ジョンは1940年生まれですから、第二次世界大戦の真っ最中に生まれたことになります。彼の生まれ故郷であるリバプールもドイツからの攻撃を受けました。ジョンは貧しい少年時代を過ごします。ジョンが17歳の時、彼の実母であるジュリアは交通事故で死んでしまいますが、その頃、ジョンは初めてのバンドを組みます。そして、ポールに出会う。奇跡と言っても過言ではない、出会いがあった訳です。5年間の下積み生活を経て、ジョンが22歳の時にビートルズはレコード・デビューします。ビートルズは、最初の3年間をアイドル・グループとして活動し、その後、彼らの音楽を芸術の域にまで高めます。メンバー間での確執を乗り越え、彼らは次々と傑作を生み出しますが、1970年、ジョンが30歳の時に解散します。言わば、ジョンは30歳の若さで、地位も名声も、全てを手に入れてしまった。しかし、ジョンの本当の闘いは、そこから始まったのかも知れません。敵はベトナム戦争であり、米国の移民局であり、FBIであり、そして何よりも、戦争を支持しているマジョリティの人々だったのではないでしょうか。

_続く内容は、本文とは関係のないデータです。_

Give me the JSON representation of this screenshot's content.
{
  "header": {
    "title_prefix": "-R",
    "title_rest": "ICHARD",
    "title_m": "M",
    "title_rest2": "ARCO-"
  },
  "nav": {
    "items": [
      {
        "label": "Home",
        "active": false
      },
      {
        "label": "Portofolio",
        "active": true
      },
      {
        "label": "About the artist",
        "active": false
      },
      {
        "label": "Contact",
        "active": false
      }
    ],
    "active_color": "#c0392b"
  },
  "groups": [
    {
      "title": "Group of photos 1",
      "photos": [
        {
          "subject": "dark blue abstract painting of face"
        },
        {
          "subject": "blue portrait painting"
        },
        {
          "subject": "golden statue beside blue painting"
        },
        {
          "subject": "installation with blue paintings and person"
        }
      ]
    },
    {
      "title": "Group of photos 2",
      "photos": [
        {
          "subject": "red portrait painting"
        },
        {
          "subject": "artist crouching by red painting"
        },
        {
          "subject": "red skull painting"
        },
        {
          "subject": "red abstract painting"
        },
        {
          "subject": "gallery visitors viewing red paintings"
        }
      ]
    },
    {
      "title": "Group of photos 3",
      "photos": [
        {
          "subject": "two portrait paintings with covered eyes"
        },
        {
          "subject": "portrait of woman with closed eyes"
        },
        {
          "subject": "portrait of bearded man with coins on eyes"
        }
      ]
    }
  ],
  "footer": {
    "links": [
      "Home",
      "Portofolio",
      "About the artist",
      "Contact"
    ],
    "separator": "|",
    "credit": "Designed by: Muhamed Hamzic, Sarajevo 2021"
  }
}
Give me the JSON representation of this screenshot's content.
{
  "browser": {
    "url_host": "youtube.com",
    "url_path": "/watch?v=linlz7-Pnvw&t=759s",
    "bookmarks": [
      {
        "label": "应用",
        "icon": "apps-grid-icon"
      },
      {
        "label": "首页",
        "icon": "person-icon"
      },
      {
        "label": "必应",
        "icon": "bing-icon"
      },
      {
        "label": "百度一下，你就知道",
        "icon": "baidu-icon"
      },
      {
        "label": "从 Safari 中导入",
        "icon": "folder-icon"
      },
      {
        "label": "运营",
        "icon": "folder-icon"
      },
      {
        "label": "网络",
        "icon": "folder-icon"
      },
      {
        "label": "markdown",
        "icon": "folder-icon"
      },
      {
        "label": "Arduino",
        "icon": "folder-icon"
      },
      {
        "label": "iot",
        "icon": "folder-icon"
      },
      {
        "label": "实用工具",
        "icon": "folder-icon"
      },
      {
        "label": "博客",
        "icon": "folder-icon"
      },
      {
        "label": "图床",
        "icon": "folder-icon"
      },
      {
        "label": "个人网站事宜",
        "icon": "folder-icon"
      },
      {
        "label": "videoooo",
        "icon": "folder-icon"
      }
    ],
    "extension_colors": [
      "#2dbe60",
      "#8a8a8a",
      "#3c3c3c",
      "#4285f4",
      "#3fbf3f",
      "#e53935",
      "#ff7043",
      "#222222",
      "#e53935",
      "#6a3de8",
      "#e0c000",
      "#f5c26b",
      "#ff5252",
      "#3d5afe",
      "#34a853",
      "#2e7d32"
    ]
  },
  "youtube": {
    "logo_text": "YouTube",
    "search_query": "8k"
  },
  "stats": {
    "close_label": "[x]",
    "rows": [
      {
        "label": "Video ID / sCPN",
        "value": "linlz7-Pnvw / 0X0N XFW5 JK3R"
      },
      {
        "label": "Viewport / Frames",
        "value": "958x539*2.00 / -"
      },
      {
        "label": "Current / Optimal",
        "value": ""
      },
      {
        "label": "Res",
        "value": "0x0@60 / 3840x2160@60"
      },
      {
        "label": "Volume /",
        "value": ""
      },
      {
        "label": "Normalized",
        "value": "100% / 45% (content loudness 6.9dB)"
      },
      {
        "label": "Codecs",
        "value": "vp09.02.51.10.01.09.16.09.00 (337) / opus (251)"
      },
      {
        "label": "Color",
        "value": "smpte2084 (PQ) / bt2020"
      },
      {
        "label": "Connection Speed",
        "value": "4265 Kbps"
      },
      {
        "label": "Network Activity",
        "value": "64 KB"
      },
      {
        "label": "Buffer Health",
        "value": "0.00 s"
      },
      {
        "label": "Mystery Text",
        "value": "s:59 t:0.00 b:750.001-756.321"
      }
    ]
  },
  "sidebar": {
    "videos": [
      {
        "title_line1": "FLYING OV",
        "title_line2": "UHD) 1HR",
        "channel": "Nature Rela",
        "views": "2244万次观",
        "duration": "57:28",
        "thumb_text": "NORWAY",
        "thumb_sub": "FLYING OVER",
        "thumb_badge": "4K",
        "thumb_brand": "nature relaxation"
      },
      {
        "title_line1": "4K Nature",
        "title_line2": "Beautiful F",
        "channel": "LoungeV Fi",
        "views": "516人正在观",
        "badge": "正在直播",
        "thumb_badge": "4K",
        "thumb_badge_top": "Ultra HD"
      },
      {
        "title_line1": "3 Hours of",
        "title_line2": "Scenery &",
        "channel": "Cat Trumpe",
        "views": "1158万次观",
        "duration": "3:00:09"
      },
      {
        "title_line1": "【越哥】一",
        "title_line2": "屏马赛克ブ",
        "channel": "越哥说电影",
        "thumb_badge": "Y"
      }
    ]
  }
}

ジョンは“失われた週末”の期間中に、アルバム“ロックンロール”を制作しますが、ここでのジョンの歌声は、ビートルズのデビュー・アルバムに収められている“ツイスト・アンド・シャウト”に通じています。音楽的に言えば、ロックンロールに始まり、ビートルズの芸術性を経て、イマジンに至り、そしてロックンロールに帰った。ここで、一つの円が閉じられているように思います。

生涯を通じて言えることは、ジョンが自分の内面に正直であったということではないでしょうか。個人に対する社会的な規制や、固定観念と彼は闘い続けた。しまいには、「男らしさ」という概念まで捨てて、主夫になってしまう。多分、ジョンのこのような精神的な営みに、学問やロジックはあまり関係がなかった。ジョンは、政治も、経済も、哲学も、そんなものとは関係なく、ひたすら自分の心に問い続けたのではないでしょうか。これは本当に自分が望んでいるものなのか、と。だからこそ、ジョンはロック・ミュージックという音楽のスタイルさえも破壊し、新しい音楽のスピリットを手に入れることができたのだと思います。ジョンは真の芸術家だった。伝統的なやり方で、同じスタイルを後生大事に守り続けるのは、伝統文化ではあっても芸術ではない。ゴッホも芸術家だった。マイルス・デイヴィスもそうだった。そう言えば、“イマジン”の製作過程を記録した映像に、ジョンを尋ねて来るマイルスの姿が映っています。ジャンルは違えども、マイルスは本物の匂いをかぎ分けていたんですね。

こうしてみると、米国の政府当局がジョンを毛嫌いした理由が、透けて見えてきます。何しろジョンには“リクツ”が通じない。世界の安全保障について議論しようにも、ジョンは“ベッドイン”やら“どんぐり”で対抗して来る。左翼の運動家であれば、多少、手の内は分かるのでしょうけれども、とにかくジョンの行動は予測できない。ある日突然、ニューヨークのあちこちに“WAR IS OVER! If you want it”という看板が立ってしまう。「兵士になって死ぬのは嫌だ」と平気で歌う。しかも、ジョンは大衆に対して絶大な影響力を持っていた。だから、当時の米国政府としては、とにかく、ジョンにはイギリスに帰って欲しかったのだろうと思います。

2001年9月11日、米国で同時多発テロが発生しました。その時も、米国政府は放送局に対して“イマジン”を流さないよう、自主規制を要請したそうです。そして、米国はイラク大量破壊兵器を持っているという理由で、戦争を始めます。しかし、結局、イラクにそんなものはなかった。

人々が気づいていないことを、気づかせる。社会における芸術家の役割というのは、そういうものなのかも知れませんね。だから本当の芸術家というのは、決してマジョリティの側には立たない。

幸い、今の日本は平和です。どこの国とも戦争をしておらず、徴兵制もありません。とても素晴らしいことだと思います。しかし世界に目を向けると、状況は一変します。“イマジン”に込められたジョンのメッセージは、未だにその輝きを失っていないと思うのです。

そう言えば、今日はジョンの誕生日です。生きていれば、76歳でしょうか。